In this study, we developed new microfluidic tools that generate point-source gradients in microscale devices similar to those created by traditional needle assays. The devices also enable the visualization of cells migrating in a 3D matrix with high-resolution microscopy, and the flow of fixing agent in short diffusion distances from the location of the cells to allow the rapid delivery of factors. The structure of the microfluidic device was specifically designed to allow for the rapid delivery of factors to cells and enables the fixation of cells with washes in 3D which represents a significant advance over previous systems. We used this novel microfluidic platform to investigate the roles of Kindlin-3, RIAM, and talin-1 during chemoattractant induced cell polarization and directional migration of neutrophil-like cells in 3D and 2D. We found that there exist two distinct roles for these factors: enabling the proper cell polarization in a chemoattractant gradient and the directed migration within a 3D matrix. We found that Kindlin-3 does not have an effect on neutrophil motility but is required for facilitating directionality on a 2D surface but not in a 3D matrix. We also found that RIAM and talin-1 are required for adhesion and leading edge formation on 2D surfaces and facilitate directional motility in 3D matrigel.

2 Methods

2.1 Cell culture

PLB-985 cells were maintained in RPMI 1640 supplemented with 10 % fetal bovine serum, 100 units/mL penicillin, and 100 µg/mL streptomyocin at a concentration of 0.1–1×106 cells/mL. To differentiate PLB-985 cells, 1.25 % DMSO was added to 1.3×105 cells/mL for 6 days. HEK293T cells (American Type Culture Collection) were maintained in DMEM supplemented with 10 % fetal bovine serum, 100 units/mL penicillin, and 100 µg/mL streptomyocin.

2.2 Viral infections

Lentiviral Kindlin-3, RIAM, talin-1, and control shRNA targets were purchased (Santa Cruz and Open Biosystems). HEK293T cells were grown to 70 % confluency in a 10 cm tissue culture dish for each lentiviral target and were transfected with 6 µg of Kindlin-3, RIAM, Talin-1, or control shRNA, 0.6 µg of VSV-G, and 5.4 µg of CMV 8.91 by calcium phosphate method. 72 h after transfection, viral supernatant was collected and concentrated using a lentivirus concentrator (Lenti-X, Takara Bio Inc.) following the manufacturer’s instructions. 1×106 PLB-985 cells were infected with viral supernatant for 3 days in the presence of 15 µg polybrene as previously described (Cavnar et al. 2012). Stable cell lines were generated with 1 µg /mL puromycin selection.

2.3 Immunoblotting

Differentiated PLB-985 cells were placed in lysis buffer (25 mM HEPES, pH 7.5, 150 mM NaCl2, 1 % Nonidet P-40, 10 mM MgCl2, 1 mM EDTA, 10 % glycerol, 1 µg/mL pepstatin A, 2 µg/mL aprotinin, 1 µg/mL leupeptin, and 200 nM phenylmethanesulfonyl fluoride, 1 mM sodium orthovanadate, 1 % protease inhibitor mixture 2) on ice for 10 min and clarified by centrifugation.

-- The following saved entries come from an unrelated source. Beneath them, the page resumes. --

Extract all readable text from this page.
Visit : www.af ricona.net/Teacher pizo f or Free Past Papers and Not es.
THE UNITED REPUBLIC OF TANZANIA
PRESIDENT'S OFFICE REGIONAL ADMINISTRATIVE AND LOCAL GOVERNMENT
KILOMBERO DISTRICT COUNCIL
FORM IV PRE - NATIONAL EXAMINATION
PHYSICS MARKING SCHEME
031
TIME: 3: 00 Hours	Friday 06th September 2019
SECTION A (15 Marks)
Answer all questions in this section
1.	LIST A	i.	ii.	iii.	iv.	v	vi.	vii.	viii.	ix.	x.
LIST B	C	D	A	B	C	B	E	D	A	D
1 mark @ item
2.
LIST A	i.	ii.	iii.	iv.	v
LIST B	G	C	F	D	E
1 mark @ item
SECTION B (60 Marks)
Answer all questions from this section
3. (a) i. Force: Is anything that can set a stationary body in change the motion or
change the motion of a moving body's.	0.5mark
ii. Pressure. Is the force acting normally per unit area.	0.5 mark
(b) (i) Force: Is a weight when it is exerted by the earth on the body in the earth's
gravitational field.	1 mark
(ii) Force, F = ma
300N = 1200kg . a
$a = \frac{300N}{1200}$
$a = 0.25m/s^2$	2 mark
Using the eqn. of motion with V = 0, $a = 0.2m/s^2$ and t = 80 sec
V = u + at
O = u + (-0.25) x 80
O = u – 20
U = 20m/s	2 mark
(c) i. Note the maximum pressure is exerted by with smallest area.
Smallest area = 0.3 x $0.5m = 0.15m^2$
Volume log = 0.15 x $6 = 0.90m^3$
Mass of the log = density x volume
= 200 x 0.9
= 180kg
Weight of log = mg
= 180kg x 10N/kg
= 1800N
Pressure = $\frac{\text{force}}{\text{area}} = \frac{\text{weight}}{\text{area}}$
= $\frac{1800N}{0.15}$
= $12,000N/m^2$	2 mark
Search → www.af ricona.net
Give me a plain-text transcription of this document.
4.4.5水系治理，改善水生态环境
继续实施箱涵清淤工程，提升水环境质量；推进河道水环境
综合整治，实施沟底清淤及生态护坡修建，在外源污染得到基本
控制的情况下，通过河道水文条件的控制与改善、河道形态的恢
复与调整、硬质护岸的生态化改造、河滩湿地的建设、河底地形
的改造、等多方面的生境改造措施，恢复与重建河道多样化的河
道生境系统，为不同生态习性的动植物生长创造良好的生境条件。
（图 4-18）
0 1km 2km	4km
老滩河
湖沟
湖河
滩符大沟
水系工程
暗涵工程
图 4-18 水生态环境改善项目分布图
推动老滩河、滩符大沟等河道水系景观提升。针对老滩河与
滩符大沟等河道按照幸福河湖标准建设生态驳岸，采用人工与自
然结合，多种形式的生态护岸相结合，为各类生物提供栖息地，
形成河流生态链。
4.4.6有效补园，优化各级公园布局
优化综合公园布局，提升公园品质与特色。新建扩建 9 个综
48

Protein concentrations were determined using a bicinchoninic acid (BCA) protein assay kit (Thermo Fisher Scientific) according to the manufacturer’s instructions. Immunoblotting of cell lysates was performed and blots were imaged with an infrared imaging system (Odyssey; LI-COR Biosciences). Anti-Kindlin-3 antibody (SIGMA, sab4200013), anti-RIAM antibody (Epitomics, ab92537), anti-talin-1 antibody (SIGMA, T3287), and anti-vinculin (SIGMA, clone VIN-11-5) were used as primary antibodies. Goat anti-rabbit Alexa Fluor 680 and goat anti-mouse Alexa Fluor 800 (Invitrogen) were used as secondary antibodies.

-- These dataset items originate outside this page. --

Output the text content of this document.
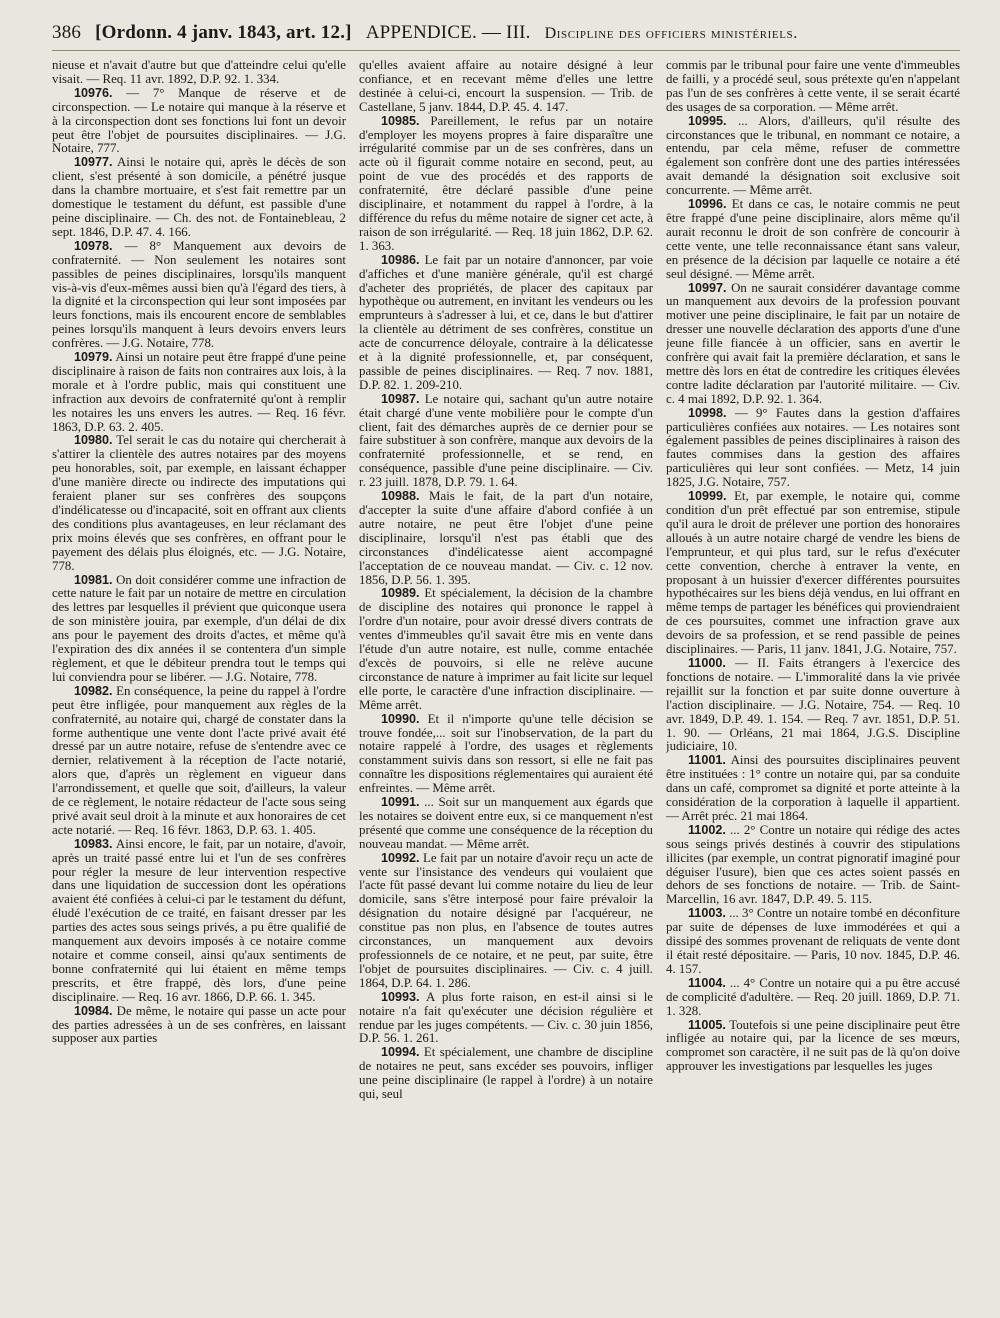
386 [Ordonn. 4 janv. 1843, art. 12.] APPENDICE. — III. Discipline des officiers ministériels.

nieuse et n'avait d'autre but que d'atteindre celui qu'elle visait. — Req. 11 avr. 1892, D.P. 92. 1. 334.

10976. — 7° Manque de réserve et de circonspection. — Le notaire qui manque à la réserve et à la circonspection dont ses fonctions lui font un devoir peut être l'objet de poursuites disciplinaires. — J.G. Notaire, 777.

10977. Ainsi le notaire qui, après le décès de son client, s'est présenté à son domicile, a pénétré jusque dans la chambre mortuaire, et s'est fait remettre par un domestique le testament du défunt, est passible d'une peine disciplinaire. — Ch. des not. de Fontainebleau, 2 sept. 1846, D.P. 47. 4. 166.

10978. — 8° Manquement aux devoirs de confraternité. — Non seulement les notaires sont passibles de peines disciplinaires, lorsqu'ils manquent vis-à-vis d'eux-mêmes aussi bien qu'à l'égard des tiers, à la dignité et la circonspection qui leur sont imposées par leurs fonctions, mais ils encourent encore de semblables peines lorsqu'ils manquent à leurs devoirs envers leurs confrères. — J.G. Notaire, 778.

10979. Ainsi un notaire peut être frappé d'une peine disciplinaire à raison de faits non contraires aux lois, à la morale et à l'ordre public, mais qui constituent une infraction aux devoirs de confraternité qu'ont à remplir les notaires les uns envers les autres. — Req. 16 févr. 1863, D.P. 63. 2. 405.

10980. Tel serait le cas du notaire qui chercherait à s'attirer la clientèle des autres notaires par des moyens peu honorables, soit, par exemple, en laissant échapper d'une manière directe ou indirecte des imputations qui feraient planer sur ses confrères des soupçons d'indélicatesse ou d'incapacité, soit en offrant aux clients des conditions plus avantageuses, en leur réclamant des prix moins élevés que ses confrères, en offrant pour le payement des délais plus éloignés, etc. — J.G. Notaire, 778.

10981. On doit considérer comme une infraction de cette nature le fait par un notaire de mettre en circulation des lettres par lesquelles il prévient que quiconque usera de son ministère jouira, par exemple, d'un délai de dix ans pour le payement des droits d'actes, et même qu'à l'expiration des dix années il se contentera d'un simple règlement, et que le débiteur prendra tout le temps qui lui conviendra pour se libérer. — J.G. Notaire, 778.

10982. En conséquence, la peine du rappel à l'ordre peut être infligée, pour manquement aux règles de la confraternité, au notaire qui, chargé de constater dans la forme authentique une vente dont l'acte privé avait été dressé par un autre notaire, refuse de s'entendre avec ce dernier, relativement à la réception de l'acte notarié, alors que, d'après un règlement en vigueur dans l'arrondissement, et quelle que soit, d'ailleurs, la valeur de ce règlement, le notaire rédacteur de l'acte sous seing privé avait seul droit à la minute et aux honoraires de cet acte notarié. — Req. 16 févr. 1863, D.P. 63. 1. 405.

10983. Ainsi encore, le fait, par un notaire, d'avoir, après un traité passé entre lui et l'un de ses confrères pour régler la mesure de leur intervention respective dans une liquidation de succession dont les opérations avaient été confiées à celui-ci par le testament du défunt, éludé l'exécution de ce traité, en faisant dresser par les parties des actes sous seings privés, a pu être qualifié de manquement aux devoirs imposés à ce notaire comme notaire et comme conseil, ainsi qu'aux sentiments de bonne confraternité qui lui étaient en même temps prescrits, et être frappé, dès lors, d'une peine disciplinaire. — Req. 16 avr. 1866, D.P. 66. 1. 345.

10984. De même, le notaire qui passe un acte pour des parties adressées à un de ses confrères, en laissant supposer aux parties

qu'elles avaient affaire au notaire désigné à leur confiance, et en recevant même d'elles une lettre destinée à celui-ci, encourt la suspension. — Trib. de Castellane, 5 janv. 1844, D.P. 45. 4. 147.

10985. Pareillement, le refus par un notaire d'employer les moyens propres à faire disparaître une irrégularité commise par un de ses confrères, dans un acte où il figurait comme notaire en second, peut, au point de vue des procédés et des rapports de confraternité, être déclaré passible d'une peine disciplinaire, et notamment du rappel à l'ordre, à la différence du refus du même notaire de signer cet acte, à raison de son irrégularité. — Req. 18 juin 1862, D.P. 62. 1. 363.

10986. Le fait par un notaire d'annoncer, par voie d'affiches et d'une manière générale, qu'il est chargé d'acheter des propriétés, de placer des capitaux par hypothèque ou autrement, en invitant les vendeurs ou les emprunteurs à s'adresser à lui, et ce, dans le but d'attirer la clientèle au détriment de ses confrères, constitue un acte de concurrence déloyale, contraire à la délicatesse et à la dignité professionnelle, et, par conséquent, passible de peines disciplinaires. — Req. 7 nov. 1881, D.P. 82. 1. 209-210.

10987. Le notaire qui, sachant qu'un autre notaire était chargé d'une vente mobilière pour le compte d'un client, fait des démarches auprès de ce dernier pour se faire substituer à son confrère, manque aux devoirs de la confraternité professionnelle, et se rend, en conséquence, passible d'une peine disciplinaire. — Civ. r. 23 juill. 1878, D.P. 79. 1. 64.

10988. Mais le fait, de la part d'un notaire, d'accepter la suite d'une affaire d'abord confiée à un autre notaire, ne peut être l'objet d'une peine disciplinaire, lorsqu'il n'est pas établi que des circonstances d'indélicatesse aient accompagné l'acceptation de ce nouveau mandat. — Civ. c. 12 nov. 1856, D.P. 56. 1. 395.

10989. Et spécialement, la décision de la chambre de discipline des notaires qui prononce le rappel à l'ordre d'un notaire, pour avoir dressé divers contrats de ventes d'immeubles qu'il savait être mis en vente dans l'étude d'un autre notaire, est nulle, comme entachée d'excès de pouvoirs, si elle ne relève aucune circonstance de nature à imprimer au fait licite sur lequel elle porte, le caractère d'une infraction disciplinaire. — Même arrêt.

10990. Et il n'importe qu'une telle décision se trouve fondée,... soit sur l'inobservation, de la part du notaire rappelé à l'ordre, des usages et règlements constamment suivis dans son ressort, si elle ne fait pas connaître les dispositions réglementaires qui auraient été enfreintes. — Même arrêt.

10991. ... Soit sur un manquement aux égards que les notaires se doivent entre eux, si ce manquement n'est présenté que comme une conséquence de la réception du nouveau mandat. — Même arrêt.

10992. Le fait par un notaire d'avoir reçu un acte de vente sur l'insistance des vendeurs qui voulaient que l'acte fût passé devant lui comme notaire du lieu de leur domicile, sans s'être interposé pour faire prévaloir la désignation du notaire désigné par l'acquéreur, ne constitue pas non plus, en l'absence de toutes autres circonstances, un manquement aux devoirs professionnels de ce notaire, et ne peut, par suite, être l'objet de poursuites disciplinaires. — Civ. c. 4 juill. 1864, D.P. 64. 1. 286.

10993. A plus forte raison, en est-il ainsi si le notaire n'a fait qu'exécuter une décision régulière et rendue par les juges compétents. — Civ. c. 30 juin 1856, D.P. 56. 1. 261.

10994. Et spécialement, une chambre de discipline de notaires ne peut, sans excéder ses pouvoirs, infliger une peine disciplinaire (le rappel à l'ordre) à un notaire qui, seul

commis par le tribunal pour faire une vente d'immeubles de failli, y a procédé seul, sous prétexte qu'en n'appelant pas l'un de ses confrères à cette vente, il se serait écarté des usages de sa corporation. — Même arrêt.

10995. ... Alors, d'ailleurs, qu'il résulte des circonstances que le tribunal, en nommant ce notaire, a entendu, par cela même, refuser de commettre également son confrère dont une des parties intéressées avait demandé la désignation soit exclusive soit concurrente. — Même arrêt.

10996. Et dans ce cas, le notaire commis ne peut être frappé d'une peine disciplinaire, alors même qu'il aurait reconnu le droit de son confrère de concourir à cette vente, une telle reconnaissance étant sans valeur, en présence de la décision par laquelle ce notaire a été seul désigné. — Même arrêt.

10997. On ne saurait considérer davantage comme un manquement aux devoirs de la profession pouvant motiver une peine disciplinaire, le fait par un notaire de dresser une nouvelle déclaration des apports d'une d'une jeune fille fiancée à un officier, sans en avertir le confrère qui avait fait la première déclaration, et sans le mettre dès lors en état de contredire les critiques élevées contre ladite déclaration par l'autorité militaire. — Civ. c. 4 mai 1892, D.P. 92. 1. 364.

10998. — 9° Fautes dans la gestion d'affaires particulières confiées aux notaires. — Les notaires sont également passibles de peines disciplinaires à raison des fautes commises dans la gestion des affaires particulières qui leur sont confiées. — Metz, 14 juin 1825, J.G. Notaire, 757.

10999. Et, par exemple, le notaire qui, comme condition d'un prêt effectué par son entremise, stipule qu'il aura le droit de prélever une portion des honoraires alloués à un autre notaire chargé de vendre les biens de l'emprunteur, et qui plus tard, sur le refus d'exécuter cette convention, cherche à entraver la vente, en proposant à un huissier d'exercer différentes poursuites hypothécaires sur les biens déjà vendus, en lui offrant en même temps de partager les bénéfices qui proviendraient de ces poursuites, commet une infraction grave aux devoirs de sa profession, et se rend passible de peines disciplinaires. — Paris, 11 janv. 1841, J.G. Notaire, 757.

11000. — II. Faits étrangers à l'exercice des fonctions de notaire. — L'immoralité dans la vie privée rejaillit sur la fonction et par suite donne ouverture à l'action disciplinaire. — J.G. Notaire, 754. — Req. 10 avr. 1849, D.P. 49. 1. 154. — Req. 7 avr. 1851, D.P. 51. 1. 90. — Orléans, 21 mai 1864, J.G.S. Discipline judiciaire, 10.

11001. Ainsi des poursuites disciplinaires peuvent être instituées : 1° contre un notaire qui, par sa conduite dans un café, compromet sa dignité et porte atteinte à la considération de la corporation à laquelle il appartient. — Arrêt préc. 21 mai 1864.

11002. ... 2° Contre un notaire qui rédige des actes sous seings privés destinés à couvrir des stipulations illicites (par exemple, un contrat pignoratif imaginé pour déguiser l'usure), bien que ces actes soient passés en dehors de ses fonctions de notaire. — Trib. de Saint-Marcellin, 16 avr. 1847, D.P. 49. 5. 115.

11003. ... 3° Contre un notaire tombé en déconfiture par suite de dépenses de luxe immodérées et qui a dissipé des sommes provenant de reliquats de vente dont il était resté dépositaire. — Paris, 10 nov. 1845, D.P. 46. 4. 157.

11004. ... 4° Contre un notaire qui a pu être accusé de complicité d'adultère. — Req. 20 juill. 1869, D.P. 71. 1. 328.

11005. Toutefois si une peine disciplinaire peut être infligée au notaire qui, par la licence de ses mœurs, compromet son caractère, il ne suit pas de là qu'on doive approuver les investigations par lesquelles les juges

2.4 Transwell chemotaxis assay

Transwell assays were performed as previously described (Cavnar et al. 2012). Briefly, transwell filters (3-µm pore size; Corning) were coated with 10 µg/mL fibrinogen (Sigma-Aldrich). 2×105 differentiated PLB-985 cells were plated in the top chamber and the number of cells migrating to 10 nM f-Met-Leu-Phe (fMLP) (Sigma-Aldrich) was determined after 90 min by flow cytometry. The percentage of cells transmigrated relative to loading control was determined and graphed as percent migrated relative to control shRNA + fMLP from at least three independent experiments.

2.5 Adhesion assay

Adhesion assays were performed as previously described (Cavnar et al. 2012). 1×105 control, Kindlin-3, RIAM, and talin-1 shRNA cells were labeled with calcein AM (Invitrogen) and plated in the presence or absence of 100 nM fMLP for 30 min in quadruplicate in a 96-well black microplate (Greiner Bio-one) coated with fibrinogen followed by blocking with 2 % BSA at 37 °C and 5 % CO2. Fluorescence was measured using a plate reader (Victor3 V; PerkinElmer). Plates were gently washed with mHBSS (HBSS, 20 mM HEPES, 0.1 % Human serum albumin) in between readings until the remaining control shRNA –fMLP cells were <10 % of the original input. Human serum albumin was obtained from American Red Cross Blood Services.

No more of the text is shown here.